In order to achieve that I would need to increase the "compensator delta-P" or decrease the "own delta-P". I decided to do both.
First - I removed the check valves from the work sections. In this application, the check valve was not necessary because each of the track motors had a motion control valve. Removing the check valve resulted in the 60 l/min pressure drop going from 4,2 down to 1,4 bar. Great improvement!
Then I disassembled the inlet modules (there was indeed a small difference in the bias spring height), found a couple of similar (but equal) bias springs from scrapped modules and added a second spring (not sure where this one came from, but I had two of them and after a small lathe job they fit perfectly in the middle). The pressure drop (tested, as before, at 20 l/min) increased from 8 bar to 9 bar. Another step in the right direction!
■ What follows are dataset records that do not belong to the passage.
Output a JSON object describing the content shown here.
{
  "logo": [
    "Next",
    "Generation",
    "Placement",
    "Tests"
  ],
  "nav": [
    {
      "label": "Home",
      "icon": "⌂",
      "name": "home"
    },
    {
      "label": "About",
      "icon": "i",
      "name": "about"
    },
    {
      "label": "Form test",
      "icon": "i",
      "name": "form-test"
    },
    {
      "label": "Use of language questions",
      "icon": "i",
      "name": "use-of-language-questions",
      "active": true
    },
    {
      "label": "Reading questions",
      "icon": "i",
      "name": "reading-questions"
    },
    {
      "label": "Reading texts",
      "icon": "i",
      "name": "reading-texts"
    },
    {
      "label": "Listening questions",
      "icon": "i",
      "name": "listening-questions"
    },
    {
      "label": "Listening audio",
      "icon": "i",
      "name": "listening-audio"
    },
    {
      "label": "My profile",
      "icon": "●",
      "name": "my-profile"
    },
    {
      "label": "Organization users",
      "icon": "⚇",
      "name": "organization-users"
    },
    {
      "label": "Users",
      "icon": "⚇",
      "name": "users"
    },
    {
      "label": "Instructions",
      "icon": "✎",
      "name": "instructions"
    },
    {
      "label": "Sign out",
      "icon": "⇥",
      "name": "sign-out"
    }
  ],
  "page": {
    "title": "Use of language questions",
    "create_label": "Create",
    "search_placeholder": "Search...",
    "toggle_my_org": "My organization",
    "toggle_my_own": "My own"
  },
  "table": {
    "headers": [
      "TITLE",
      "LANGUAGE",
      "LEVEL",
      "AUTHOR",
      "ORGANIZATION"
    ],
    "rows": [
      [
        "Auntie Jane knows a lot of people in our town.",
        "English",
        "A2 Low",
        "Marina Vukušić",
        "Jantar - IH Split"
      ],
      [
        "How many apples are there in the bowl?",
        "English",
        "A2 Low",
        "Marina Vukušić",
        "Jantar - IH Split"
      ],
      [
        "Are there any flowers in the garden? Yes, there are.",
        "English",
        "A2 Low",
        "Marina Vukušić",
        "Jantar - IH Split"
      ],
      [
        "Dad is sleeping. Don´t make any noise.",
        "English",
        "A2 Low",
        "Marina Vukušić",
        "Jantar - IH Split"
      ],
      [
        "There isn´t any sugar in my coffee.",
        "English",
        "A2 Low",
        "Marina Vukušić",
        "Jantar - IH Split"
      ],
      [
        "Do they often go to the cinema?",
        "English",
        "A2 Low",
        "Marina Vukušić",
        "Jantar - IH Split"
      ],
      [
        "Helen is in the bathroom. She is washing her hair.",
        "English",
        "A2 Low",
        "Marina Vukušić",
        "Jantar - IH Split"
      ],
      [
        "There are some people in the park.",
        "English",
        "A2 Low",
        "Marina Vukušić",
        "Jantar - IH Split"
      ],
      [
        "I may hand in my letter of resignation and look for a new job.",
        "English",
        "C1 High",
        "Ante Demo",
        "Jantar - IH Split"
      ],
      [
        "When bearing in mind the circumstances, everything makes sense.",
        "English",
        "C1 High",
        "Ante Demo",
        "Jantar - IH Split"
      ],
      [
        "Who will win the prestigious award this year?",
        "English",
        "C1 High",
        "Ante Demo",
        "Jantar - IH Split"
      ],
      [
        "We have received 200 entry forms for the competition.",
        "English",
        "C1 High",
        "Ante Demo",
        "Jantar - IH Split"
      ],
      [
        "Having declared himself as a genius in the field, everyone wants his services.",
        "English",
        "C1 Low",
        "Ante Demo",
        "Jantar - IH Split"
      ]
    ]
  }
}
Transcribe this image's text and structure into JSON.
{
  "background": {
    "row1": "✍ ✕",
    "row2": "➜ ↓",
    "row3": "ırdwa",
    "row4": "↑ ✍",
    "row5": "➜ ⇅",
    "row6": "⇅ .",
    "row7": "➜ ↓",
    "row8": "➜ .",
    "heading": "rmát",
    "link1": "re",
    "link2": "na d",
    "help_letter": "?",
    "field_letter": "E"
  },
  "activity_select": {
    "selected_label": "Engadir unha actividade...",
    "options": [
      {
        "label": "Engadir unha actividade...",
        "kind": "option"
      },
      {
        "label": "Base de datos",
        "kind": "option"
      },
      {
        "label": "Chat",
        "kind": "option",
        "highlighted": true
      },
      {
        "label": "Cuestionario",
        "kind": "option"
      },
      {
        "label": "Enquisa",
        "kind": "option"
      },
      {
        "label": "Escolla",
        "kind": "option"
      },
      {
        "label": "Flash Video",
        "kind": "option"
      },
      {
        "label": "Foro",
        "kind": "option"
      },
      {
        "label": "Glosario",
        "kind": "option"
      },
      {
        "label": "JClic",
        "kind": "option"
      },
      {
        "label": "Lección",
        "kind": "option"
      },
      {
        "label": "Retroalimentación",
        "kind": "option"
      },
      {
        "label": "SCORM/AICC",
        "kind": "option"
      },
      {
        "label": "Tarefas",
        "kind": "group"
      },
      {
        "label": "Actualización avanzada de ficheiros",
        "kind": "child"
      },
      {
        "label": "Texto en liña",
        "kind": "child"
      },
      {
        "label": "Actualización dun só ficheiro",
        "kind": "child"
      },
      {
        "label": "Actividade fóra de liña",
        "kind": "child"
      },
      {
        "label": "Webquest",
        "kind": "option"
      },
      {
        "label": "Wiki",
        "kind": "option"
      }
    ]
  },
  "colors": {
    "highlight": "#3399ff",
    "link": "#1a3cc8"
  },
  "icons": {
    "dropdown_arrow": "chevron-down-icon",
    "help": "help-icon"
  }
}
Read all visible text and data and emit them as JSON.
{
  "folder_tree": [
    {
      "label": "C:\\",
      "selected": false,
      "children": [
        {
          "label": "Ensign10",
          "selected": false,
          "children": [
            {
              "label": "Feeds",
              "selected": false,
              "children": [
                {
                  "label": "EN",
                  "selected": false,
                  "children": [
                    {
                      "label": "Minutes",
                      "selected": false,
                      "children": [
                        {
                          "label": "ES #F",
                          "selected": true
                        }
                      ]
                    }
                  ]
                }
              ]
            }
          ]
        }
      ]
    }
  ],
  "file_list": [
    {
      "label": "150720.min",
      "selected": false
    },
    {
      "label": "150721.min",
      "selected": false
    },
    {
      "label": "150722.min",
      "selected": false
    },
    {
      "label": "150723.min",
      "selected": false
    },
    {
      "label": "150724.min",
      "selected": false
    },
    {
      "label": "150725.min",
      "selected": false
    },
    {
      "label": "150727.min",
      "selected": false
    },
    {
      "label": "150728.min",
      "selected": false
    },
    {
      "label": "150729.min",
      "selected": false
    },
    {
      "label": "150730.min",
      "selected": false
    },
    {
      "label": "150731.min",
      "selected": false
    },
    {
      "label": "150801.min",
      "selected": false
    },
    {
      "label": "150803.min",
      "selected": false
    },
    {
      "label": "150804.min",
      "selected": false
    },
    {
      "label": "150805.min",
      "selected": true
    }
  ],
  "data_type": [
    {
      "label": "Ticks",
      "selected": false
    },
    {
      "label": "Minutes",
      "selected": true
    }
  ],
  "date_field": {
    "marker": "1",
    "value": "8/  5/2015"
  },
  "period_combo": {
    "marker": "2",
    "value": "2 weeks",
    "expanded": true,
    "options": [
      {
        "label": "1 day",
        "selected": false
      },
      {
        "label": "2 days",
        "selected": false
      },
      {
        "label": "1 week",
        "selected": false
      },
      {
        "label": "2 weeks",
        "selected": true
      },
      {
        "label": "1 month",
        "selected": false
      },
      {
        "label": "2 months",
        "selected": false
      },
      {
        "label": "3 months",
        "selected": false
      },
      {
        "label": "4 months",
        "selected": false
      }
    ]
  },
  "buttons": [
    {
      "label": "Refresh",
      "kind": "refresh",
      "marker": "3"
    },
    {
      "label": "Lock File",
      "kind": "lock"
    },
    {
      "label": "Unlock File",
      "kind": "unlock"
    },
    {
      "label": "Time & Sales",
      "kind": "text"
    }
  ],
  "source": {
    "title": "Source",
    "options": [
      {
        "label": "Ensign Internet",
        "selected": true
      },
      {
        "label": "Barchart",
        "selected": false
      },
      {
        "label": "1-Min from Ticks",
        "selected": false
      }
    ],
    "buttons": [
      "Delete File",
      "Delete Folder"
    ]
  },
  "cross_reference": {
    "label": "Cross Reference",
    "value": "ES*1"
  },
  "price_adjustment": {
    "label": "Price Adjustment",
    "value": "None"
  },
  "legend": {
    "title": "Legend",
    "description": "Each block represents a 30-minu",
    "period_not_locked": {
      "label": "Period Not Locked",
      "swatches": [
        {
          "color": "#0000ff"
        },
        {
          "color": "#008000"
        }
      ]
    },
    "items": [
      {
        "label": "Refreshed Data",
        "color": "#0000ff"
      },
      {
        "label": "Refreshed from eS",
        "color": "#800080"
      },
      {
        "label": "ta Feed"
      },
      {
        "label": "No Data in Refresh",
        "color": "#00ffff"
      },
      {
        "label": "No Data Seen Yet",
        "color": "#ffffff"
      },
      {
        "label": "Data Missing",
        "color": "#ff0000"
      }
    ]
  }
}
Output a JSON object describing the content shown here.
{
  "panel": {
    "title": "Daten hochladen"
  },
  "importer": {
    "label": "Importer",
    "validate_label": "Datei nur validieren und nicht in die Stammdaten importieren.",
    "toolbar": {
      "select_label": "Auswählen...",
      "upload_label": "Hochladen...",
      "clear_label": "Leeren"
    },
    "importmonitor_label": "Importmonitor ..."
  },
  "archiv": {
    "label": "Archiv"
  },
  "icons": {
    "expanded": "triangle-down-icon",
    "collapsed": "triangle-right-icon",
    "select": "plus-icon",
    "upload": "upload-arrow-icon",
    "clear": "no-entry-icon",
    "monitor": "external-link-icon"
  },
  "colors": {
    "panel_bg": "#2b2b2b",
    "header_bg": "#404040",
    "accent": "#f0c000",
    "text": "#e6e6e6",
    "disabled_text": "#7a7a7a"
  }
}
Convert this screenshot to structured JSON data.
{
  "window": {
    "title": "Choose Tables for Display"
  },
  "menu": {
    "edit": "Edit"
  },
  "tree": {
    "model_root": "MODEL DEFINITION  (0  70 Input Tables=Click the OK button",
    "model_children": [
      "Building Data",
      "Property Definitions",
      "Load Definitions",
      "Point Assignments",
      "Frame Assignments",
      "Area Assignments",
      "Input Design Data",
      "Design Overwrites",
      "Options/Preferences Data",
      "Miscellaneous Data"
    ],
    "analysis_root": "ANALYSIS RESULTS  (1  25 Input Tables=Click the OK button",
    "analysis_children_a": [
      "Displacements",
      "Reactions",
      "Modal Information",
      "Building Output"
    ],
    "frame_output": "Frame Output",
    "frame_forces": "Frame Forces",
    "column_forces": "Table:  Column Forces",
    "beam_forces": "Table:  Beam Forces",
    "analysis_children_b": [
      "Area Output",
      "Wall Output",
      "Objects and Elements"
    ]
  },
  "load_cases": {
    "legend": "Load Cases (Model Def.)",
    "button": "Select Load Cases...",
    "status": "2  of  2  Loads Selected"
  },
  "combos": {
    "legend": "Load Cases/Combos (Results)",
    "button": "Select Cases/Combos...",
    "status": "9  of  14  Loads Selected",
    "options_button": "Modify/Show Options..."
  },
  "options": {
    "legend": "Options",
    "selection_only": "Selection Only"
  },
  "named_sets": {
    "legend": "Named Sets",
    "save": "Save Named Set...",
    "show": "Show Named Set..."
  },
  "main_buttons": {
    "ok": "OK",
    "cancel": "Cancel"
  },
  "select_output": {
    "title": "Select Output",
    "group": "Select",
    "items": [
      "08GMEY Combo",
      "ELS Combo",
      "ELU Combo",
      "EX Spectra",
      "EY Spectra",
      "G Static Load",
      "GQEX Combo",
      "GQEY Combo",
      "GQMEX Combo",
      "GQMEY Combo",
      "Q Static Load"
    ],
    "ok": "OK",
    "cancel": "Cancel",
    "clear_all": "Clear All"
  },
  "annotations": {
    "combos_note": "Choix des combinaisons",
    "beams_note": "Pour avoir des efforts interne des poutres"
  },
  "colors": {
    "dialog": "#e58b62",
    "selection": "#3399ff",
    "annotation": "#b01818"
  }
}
After these changes both of the PVGs were no longer by-passing on my test bench (with its maximum flow of 96 l/min and the spools at the end of travel).
So, we re-installed the valves on the crawler and immediately saw a clear difference! Fist of all - it became a tiny bit faster. And then, the best part was that now it was going straight! Well, almost straight, because there was no straight travel valve, but still - significantly better than before.
So now I can say with certainty and with a clear consciousness that you can make a PVG32 work in an NFC system with a K3V pump!
Unfortunately, as always - I didn't get more time to work on the crawler. I would love to log the flows, pilot pressures, overall system's efficiency to see how it would compare to a classic closed center LS system...etc... but still - It works! And I learned something new!
To resume - proportional DCVs (like the PVG32) when configured as open center (and in our particular case the HPCO port would be equal to the tank port of the standard open-center PVG) work with the delta-P of the inlet module compensator, as opposed to the closed center configuration, when they work with the delta P set at the pump's LS spool. This means that a spool rated at 130 l/min in a closed center LS configuration, can be incapable of supplying its rated flow in an open center configuration due to the fact that the inlet module compensator bias spring has a lower delta P. In other words - a 130-liter spool is not always a 130-liter spool! Be very aware of that!
Additional notes (approximate adjustment values for those who want even more detail):
The pumps had the minimum displacement locked at about 18-20 cc (flow of 35l/min at 1900ish rpm). I wasn't able to change that, by the way. The adjustment screws got so stuck that I could not turn them.
The NFC was starting at 25 bar and gave full displacement at approximately 8 bar.
The makeshift orifice was set at one full turn from closed, and the pilot relief was set at 27 bar (at the working temperature of 50 C and 1900 rpm or 35 l/min in the HPCO). It was interesting to note that the relief valve itself acted as a decent orifice because of its relatively high pressure override).